A simple “yes” wasn’t enough to suffice, saying “it’s okay” in response to my apology wouldn’t do, and leaving the conversation without assured forgiveness made me feel like we couldn’t start fresh again. The way I recall it as a kid, it never felt like things were right in my world until my mom, or anybody else I’d wronged or disrespected, replied to my sincere amends with those three golden words: I forgive you.
It took me one simple reminder to drastically change the way I handle the aftermath of my kids’ poor behavior. Honestly, I’m not sure why, and it makes me feel ugly inside, but I never even thought to tell my kids they were forgiven. Our life is so hectic, I typically settled for an “it’s okay, I still love you” type of approach, without realizing that they, much like myself, needed more.
I wasn’t taking the time to sit down with them, look them in the eye, and say those magic words which create a fresh slate. I dumbed down the way I taught forgiveness to them, focusing solely on correcting the behavior, but failing to teach them about the freedom that comes from being forgiven from our wrongdoings. Without even knowing I was doing it, I robbed them from the opportunity of knowing what forgiveness can feel like, what it can do for us, and what it can do for others.
With only having practiced this for a few weeks, I can’t believe the difference I’m noticing in my children. The best part? I feel more connected to them. Despite the bumps along the way that naturally come with raising children, we have an opportunity for a fresh start after each and every “I forgive you.”

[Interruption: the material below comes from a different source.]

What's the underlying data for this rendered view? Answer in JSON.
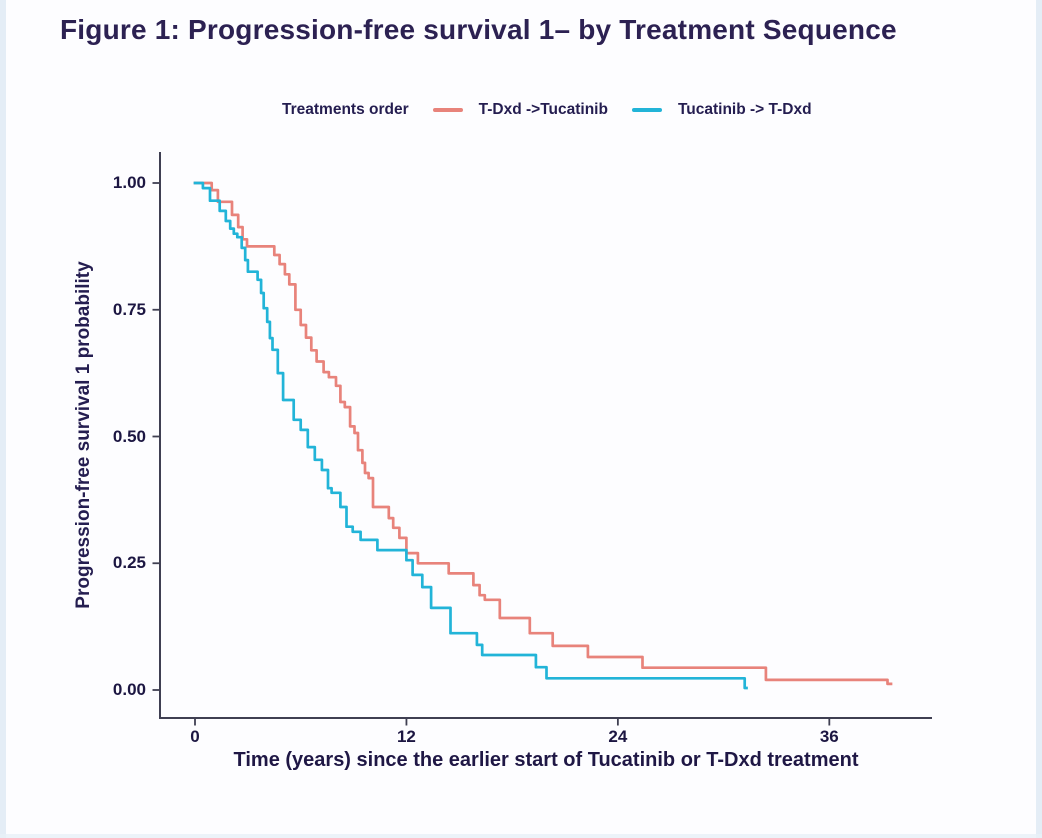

I’m teaching my kids how to navigate a world filled with good people who screw up. I want them to know when to walk away, but I also want them to know that there are some people so worthy, and some incidents so minor, that they should have enough forgiveness to stay.
I’m setting the foundation for how my kids make amends, and what it’s like for those amends to be accepted. It starts with me.
As my children grow up, they will do something far worse than snagging a toy or hitting their brother, and it is my job to teach them that, even in their worst moments, they are still worthy of forgiveness and grace too.